A shake-up was needed in the Australian swimming team after the London Olympic debacle, according to golden girl Alicia Coutts.
But still nothing could prepare the team for what hit them at their week-long training camp on the Gold Coast.
First, there was the wild weather that greeted them on the tourist strip as ex-tropical cyclone Oswald moved down the Queensland coast, causing power outages and closing some of the eight pools used by the 120-strong squad.
Then, there was the tough love from national coach Leigh Nugent, who has set new qualifying standards and unveiled behavioural guidelines in the wake of the 2012 London pool belly flop.
Swimming Australia (SA) ordered an independent review into team culture after snaring just one gold medal in the London pool – their worst Olympic result in 20 years – amid allegations of poor squad harmony and pre-Games camp misbehaviour.
One of the few shining lights at London, Coutts – who won five Olympic medals – admitted something had to be done and felt this week’s camp was a positive first step.

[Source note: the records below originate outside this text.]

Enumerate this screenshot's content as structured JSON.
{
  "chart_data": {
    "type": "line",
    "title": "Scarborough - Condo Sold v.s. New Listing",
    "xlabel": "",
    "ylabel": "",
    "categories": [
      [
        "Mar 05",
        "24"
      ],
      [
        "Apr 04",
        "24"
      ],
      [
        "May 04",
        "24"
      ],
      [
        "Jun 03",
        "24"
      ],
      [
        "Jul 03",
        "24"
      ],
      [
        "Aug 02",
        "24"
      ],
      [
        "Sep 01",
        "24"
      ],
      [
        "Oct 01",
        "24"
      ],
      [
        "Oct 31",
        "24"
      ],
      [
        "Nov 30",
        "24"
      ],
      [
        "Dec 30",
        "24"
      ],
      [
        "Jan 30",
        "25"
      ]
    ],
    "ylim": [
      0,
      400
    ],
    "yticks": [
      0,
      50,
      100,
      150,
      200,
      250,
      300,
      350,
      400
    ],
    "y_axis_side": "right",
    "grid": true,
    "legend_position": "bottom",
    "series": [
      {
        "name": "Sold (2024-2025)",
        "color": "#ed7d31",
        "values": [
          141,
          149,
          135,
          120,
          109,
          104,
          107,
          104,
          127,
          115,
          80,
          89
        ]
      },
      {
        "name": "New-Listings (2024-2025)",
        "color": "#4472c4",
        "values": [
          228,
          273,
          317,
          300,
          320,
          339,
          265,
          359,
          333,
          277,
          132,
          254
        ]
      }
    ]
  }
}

The mammoth camp – which also boasts 74 staff – includes everyone from stars Coutts and James Magnussen to 14-year-old young guns.

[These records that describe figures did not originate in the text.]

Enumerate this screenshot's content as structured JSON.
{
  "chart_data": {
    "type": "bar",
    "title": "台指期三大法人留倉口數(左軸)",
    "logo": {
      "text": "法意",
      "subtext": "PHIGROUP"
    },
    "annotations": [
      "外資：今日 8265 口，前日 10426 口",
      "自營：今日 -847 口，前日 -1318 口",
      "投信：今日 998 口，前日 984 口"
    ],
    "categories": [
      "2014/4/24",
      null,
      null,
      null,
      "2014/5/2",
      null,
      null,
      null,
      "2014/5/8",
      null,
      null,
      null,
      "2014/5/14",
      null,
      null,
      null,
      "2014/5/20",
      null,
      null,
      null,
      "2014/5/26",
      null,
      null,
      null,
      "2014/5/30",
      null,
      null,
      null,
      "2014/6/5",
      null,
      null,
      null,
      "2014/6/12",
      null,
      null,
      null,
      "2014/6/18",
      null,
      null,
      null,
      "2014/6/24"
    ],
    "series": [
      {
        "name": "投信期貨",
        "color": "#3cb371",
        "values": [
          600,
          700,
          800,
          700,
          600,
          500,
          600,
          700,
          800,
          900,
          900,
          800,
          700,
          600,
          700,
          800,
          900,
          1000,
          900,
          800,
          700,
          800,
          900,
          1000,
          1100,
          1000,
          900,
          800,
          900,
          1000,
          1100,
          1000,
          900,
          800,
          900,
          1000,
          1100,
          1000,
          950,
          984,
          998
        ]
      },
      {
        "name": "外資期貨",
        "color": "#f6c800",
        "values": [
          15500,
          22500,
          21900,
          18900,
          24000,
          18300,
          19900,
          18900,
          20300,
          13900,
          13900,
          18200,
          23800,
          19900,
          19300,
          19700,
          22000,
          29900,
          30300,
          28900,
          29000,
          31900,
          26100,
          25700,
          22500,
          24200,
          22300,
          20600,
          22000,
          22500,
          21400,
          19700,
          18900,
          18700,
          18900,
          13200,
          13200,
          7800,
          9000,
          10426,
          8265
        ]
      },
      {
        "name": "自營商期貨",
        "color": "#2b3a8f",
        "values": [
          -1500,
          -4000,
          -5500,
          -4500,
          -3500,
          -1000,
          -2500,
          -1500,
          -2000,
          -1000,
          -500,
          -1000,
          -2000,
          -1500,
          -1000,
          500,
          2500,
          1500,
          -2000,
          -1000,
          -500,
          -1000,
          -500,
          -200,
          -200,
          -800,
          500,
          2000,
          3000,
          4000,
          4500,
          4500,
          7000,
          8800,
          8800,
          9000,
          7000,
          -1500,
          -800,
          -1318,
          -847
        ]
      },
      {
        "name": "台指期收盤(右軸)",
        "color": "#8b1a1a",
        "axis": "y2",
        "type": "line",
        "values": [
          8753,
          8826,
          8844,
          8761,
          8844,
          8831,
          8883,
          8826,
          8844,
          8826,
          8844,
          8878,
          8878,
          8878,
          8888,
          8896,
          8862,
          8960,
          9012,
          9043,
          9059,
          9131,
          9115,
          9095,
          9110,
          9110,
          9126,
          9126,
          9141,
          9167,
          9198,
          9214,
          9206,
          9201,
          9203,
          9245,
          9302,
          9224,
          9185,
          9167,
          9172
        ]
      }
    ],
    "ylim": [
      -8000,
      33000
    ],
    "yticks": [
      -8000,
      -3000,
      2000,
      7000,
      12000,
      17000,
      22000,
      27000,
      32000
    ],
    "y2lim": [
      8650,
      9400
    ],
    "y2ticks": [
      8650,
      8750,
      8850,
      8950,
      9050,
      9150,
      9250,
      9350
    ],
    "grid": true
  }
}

“I think a shake-up was needed. We haven’t done one of these types of camps since 2007,” Coutts told AAP.
“There have been times when I have been on the team and I haven’t known half of them.
“When it’s like that, you don’t know their personalities. Sometimes people don’t go out of their way to introduce themselves – it does make it quite difficult.

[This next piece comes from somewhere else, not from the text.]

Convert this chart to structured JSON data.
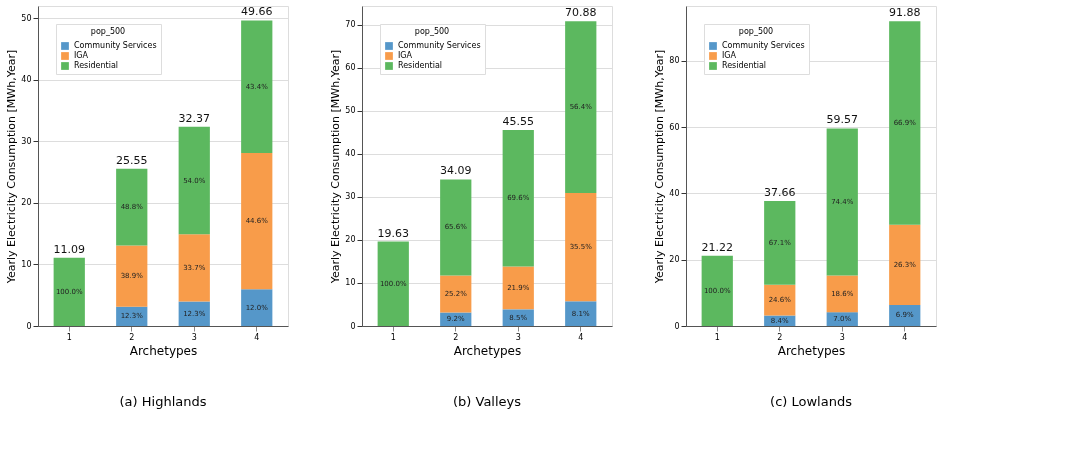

“But this type of camp makes it a lot easier.”
SA took their first step to re-building squad culture at the recent Super Series team event in Perth where the hosts took on South Africa and China.
And Coutts said progress had been made at the camp where the squad was divided into 14 training groups, based on gender and event.
“Looking at the future and those who will make the team in the next few years, it is good to get to know them now,” said Coutts who has been training with the medley girls.
“And it won’t be as daunting for them when they make the team. This is great for team bonding.
“Plus the girls I am training with are experiencing what I do to be one of the best in the world – it’s a good learning experience for everyone.”
Some swimmers like Coutts are yet to be fully briefed on the new behavioural guidelines that have resulted from the team culture review but it is clear they face a tough new regime in the pool.
To qualify for this year’s world titles in Barcelona, swimmers must equal or better the times that were required to reach finals at the 2011 championships in Shanghai.